With Sarah’s agreement on Ira’s insurance she would be safe, the two left for the lair of the pale frights that killed in the back alleys at night and dined in the best houses the next evening.
Though Ira took Sarah to everyone he knew, and though Sarah complied with every question she was given, no one seemed to know the answer to the dilemma. Ira was at his wit’s end, he couldn’t believe it. For all the things his people had seen it seemed absurd that something like this could escape their notice. Perhaps Sarah was a first. The first of a new race to come. Considering that end, they would probably have to kill her. Ira didn’t want to admit it, but he had come to enjoy Sarah’s company. When they weren’t desperately searching for the answer to her riddle, the two of them talked about many things. Sarah was human but inhuman, the perfect companion to understand all of Ira’s thoughts and feelings. Slowly, he began to fall in love with her. As it was with slow love, it deepened over nights and days until he at last proclaimed that he didn’t care who or what she was, he would have her as his companion for eternity. Sarah was surprised, but very pleased, as she told him she had come to love him too.
It was shortly after this that a very old vampire stumbled into the lair. Most old vampires go mad and this was no exception, though he had his occasional moments of clarity and consciousness. Ira’s people, out of pity, agreed to put him up until he was completely mad and fit to end his immortal life.

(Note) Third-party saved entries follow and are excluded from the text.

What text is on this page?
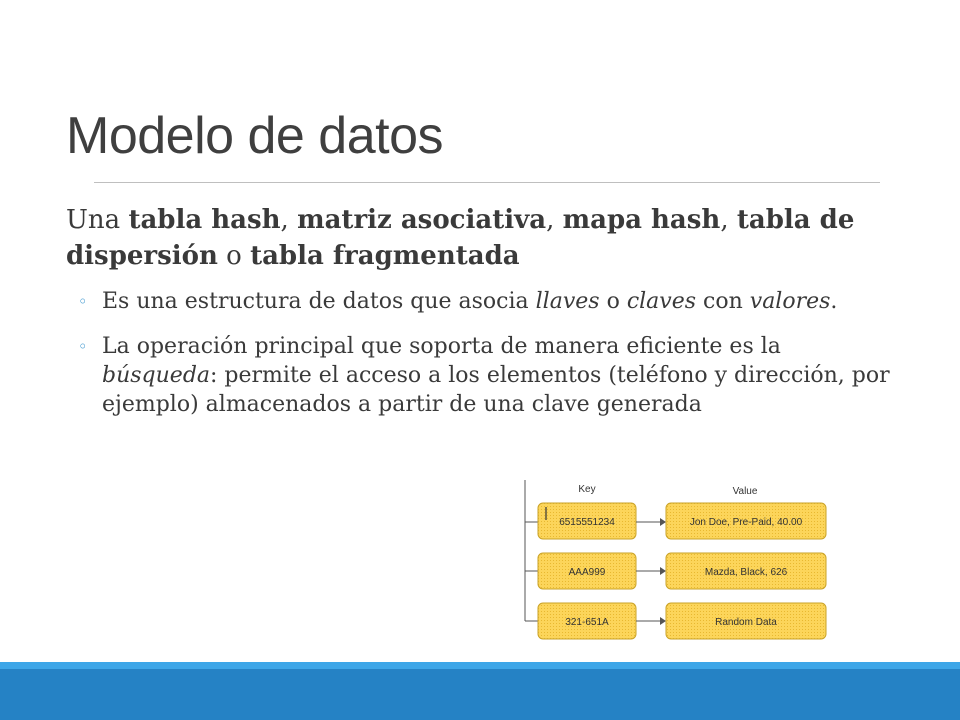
Modelo de datos
Una tabla hash, matriz asociativa, mapa hash, tabla de dispersión o tabla fragmentada
◦ Es una estructura de datos que asocia llaves o claves con valores.
◦ La operación principal que soporta de manera eficiente es la búsqueda: permite el acceso a los elementos (teléfono y dirección, por ejemplo) almacenados a partir de una clave generada
Key	Value
6515551234	Jon Doe, Pre-Paid, 40.00
AAA999	Mazda, Black, 626
321-651A	Random Data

But there was a problem. The old man soon started going into fits, screaming and crying and trying to kill whoever was at hand. In one instance it was Sarah, and Ira was forced to injure the man seriously to subdue him and lock him up.

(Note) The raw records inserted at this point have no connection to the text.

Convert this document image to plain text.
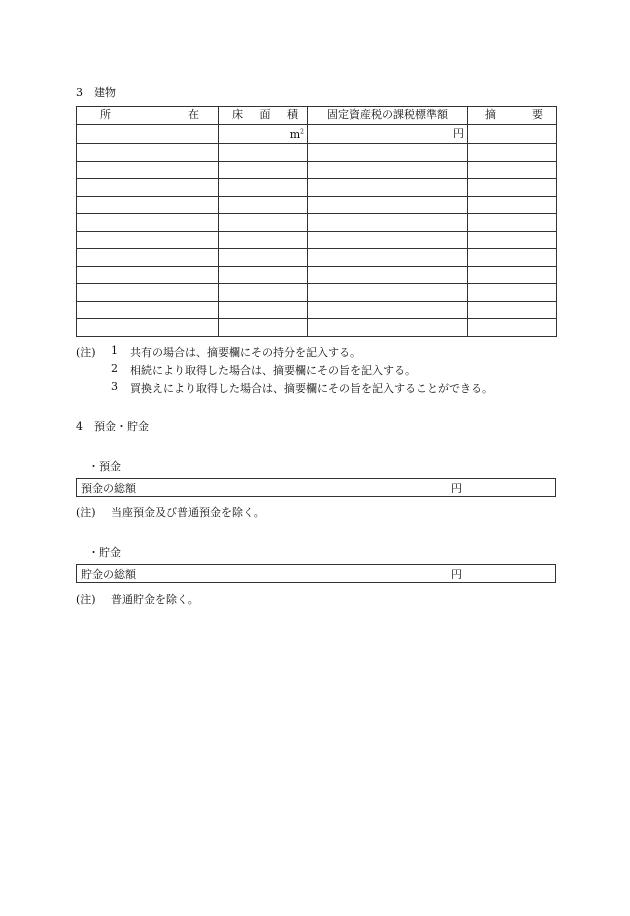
3　建物
所 在	床 面 積	固定資産税の課税標準額	摘 要

	$m^2$	円	

(注) 1 共有の場合は、摘要欄にその持分を記入する。
2 相続により取得した場合は、摘要欄にその旨を記入する。
3 買換えにより取得した場合は、摘要欄にその旨を記入することができる。
4　預金・貯金
・預金
預金の総額	円
(注) 当座預金及び普通預金を除く。
・貯金
貯金の総額	円
(注) 普通貯金を除く。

That morning, as they lie awake in bed, Sarah in Ira’s arms, Sarah shifted close to Ira’s ear. She snuggled against him and slept. When Ira awoke the next morning, he knew in a terrible instant that every immortal life protected under this roof had been slain. He could smell their blood coating the walls and the floors, and he groped for Sarah even as he knew her weight wasn’t there. Panicked, he rushed out the door to find Sarah, covered in blood, cradling the corpse of one of the friends she had made while she had stayed here. She looked up at him, tears shining on her cheeks. Ira rushed to her, and took her in his arms. Again, she snuggled into him, racked with sobs, close to his ear.
“It never goes away,” she whispered.
“What? What doesn’t go away?” Ira asked, concerned.

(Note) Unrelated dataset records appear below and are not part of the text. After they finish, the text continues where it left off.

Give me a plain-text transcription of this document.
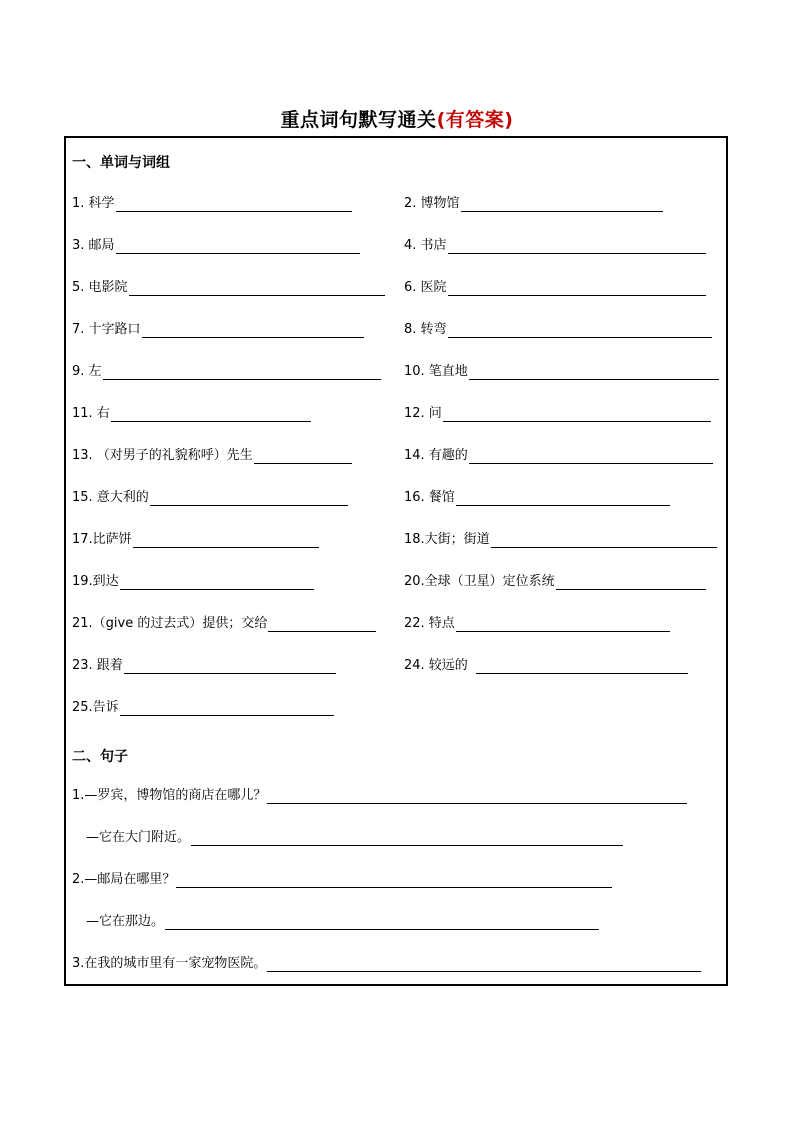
重点词句默写通关(有答案)
一、单词与词组
1. 科学	2. 博物馆
3. 邮局	4. 书店
5. 电影院	6. 医院
7. 十字路口	8. 转弯
9. 左	10. 笔直地
11. 右	12. 问
13. （对男子的礼貌称呼）先生	14. 有趣的
15. 意大利的	16. 餐馆
17.比萨饼	18.大街；街道
19.到达	20.全球（卫星）定位系统
21.（give 的过去式）提供；交给	22. 特点
23. 跟着	24. 较远的
25.告诉
二、句子
1.—罗宾，博物馆的商店在哪儿？
—它在大门附近。
2.—邮局在哪里？
—它在那边。
3.在我的城市里有一家宠物医院。
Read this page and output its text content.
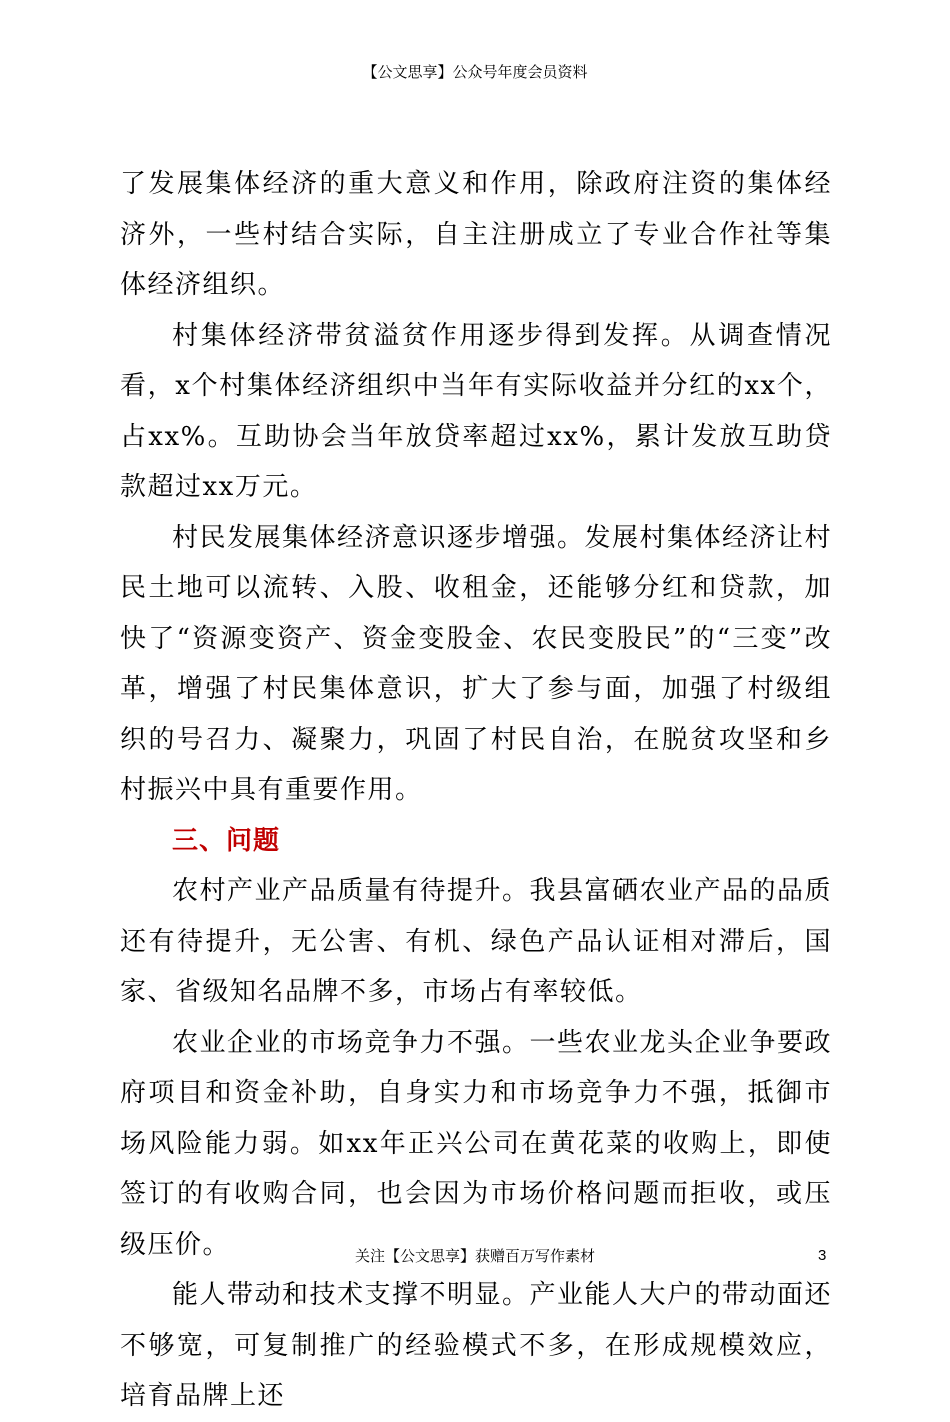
【公文思享】公众号年度会员资料

了发展集体经济的重大意义和作用，除政府注资的集体经济外，一些村结合实际，自主注册成立了专业合作社等集体经济组织。

村集体经济带贫溢贫作用逐步得到发挥。从调查情况看，x个村集体经济组织中当年有实际收益并分红的xx个，占xx%。互助协会当年放贷率超过xx%，累计发放互助贷款超过xx万元。

村民发展集体经济意识逐步增强。发展村集体经济让村民土地可以流转、入股、收租金，还能够分红和贷款，加快了“资源变资产、资金变股金、农民变股民”的“三变”改革，增强了村民集体意识，扩大了参与面，加强了村级组织的号召力、凝聚力，巩固了村民自治，在脱贫攻坚和乡村振兴中具有重要作用。

三、问题

农村产业产品质量有待提升。我县富硒农业产品的品质还有待提升，无公害、有机、绿色产品认证相对滞后，国家、省级知名品牌不多，市场占有率较低。

农业企业的市场竞争力不强。一些农业龙头企业争要政府项目和资金补助，自身实力和市场竞争力不强，抵御市场风险能力弱。如xx年正兴公司在黄花菜的收购上，即使签订的有收购合同，也会因为市场价格问题而拒收，或压级压价。

能人带动和技术支撑不明显。产业能人大户的带动面还不够宽，可复制推广的经验模式不多，在形成规模效应，培育品牌上还

关注【公文思享】获赠百万写作素材	3
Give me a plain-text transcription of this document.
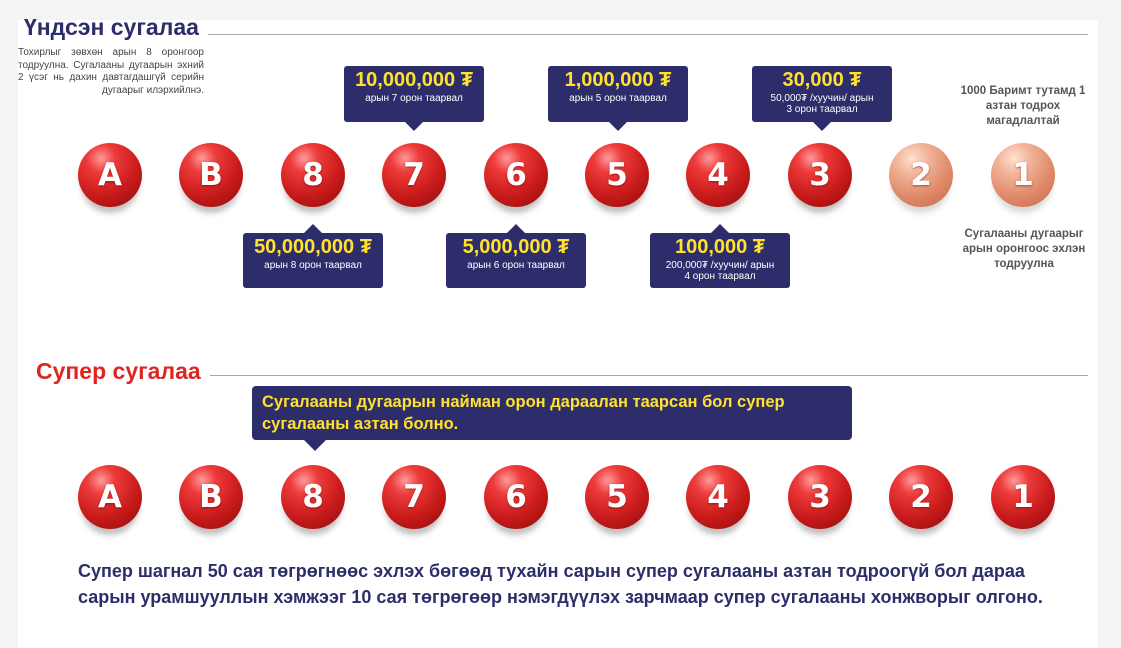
Үндсэн сугалаа

Тохирлыг зөвхөн арын 8 оронгоор тодруулна. Сугалааны дугаарын эхний 2 үсэг нь дахин давтагдашгүй серийн дугаарыг илэрхийлнэ.	10,000,000 ₮
арын 7 орон таарвал
1,000,000 ₮
арын 5 орон таарвал
30,000 ₮
50,000₮ /хуучин/ арын 3 орон таарвал

1000 Баримт тутамд 1 азтан тодрох магадлалтай

A	B	8	7	6	5	4	3	2	1
50,000,000 ₮
арын 8 орон таарвал
5,000,000 ₮
арын 6 орон таарвал
100,000 ₮
200,000₮ /хуучин/ арын 4 орон таарвал

Сугалааны дугаарыг арын оронгоос эхлэн тодруулна

Супер сугалаа
Сугалааны дугаарын найман орон дараалан таарсан бол супер сугалааны азтан болно.
A	B	8	7	6	5	4	3	2	1

Супер шагнал 50 сая төгрөгнөөс эхлэх бөгөөд тухайн сарын супер сугалааны азтан тодроогүй бол дараа сарын урамшууллын хэмжээг 10 сая төгрөгөөр нэмэгдүүлэх зарчмаар супер сугалааны хонжворыг олгоно.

“The hunger,” she replied, and Ira felt the fatal sinking of teeth into his neck. He didn’t know if he cried out or not as the woman he loved began to suck his life from him. But information flowed between the two and he understood in a terrible moment what Sarah was and had always been.
“I’m the next evolutionary step in the ladder,” Sarah spat, standing. Ira didn’t know when she had stopped drinking, but he couldn’t move, he felt light-headed. “It’s about time vampires had a predator all their own. It’s a shame really, you were so cute too.” Sarah reached down, stroking the side of Ira’s face. “You said you loved me no matter what I was. Look around you Ira. Look at my slaughter. Do you still love me with what I am?”
Sarah didn’t smile, neither did Ira. The world was growing dark, and Sarah once more stroked Ira’s face. “Do you still love me?” Her face swam before his vision, her mouth obscure through his smeared blood. And then Ira saw no more.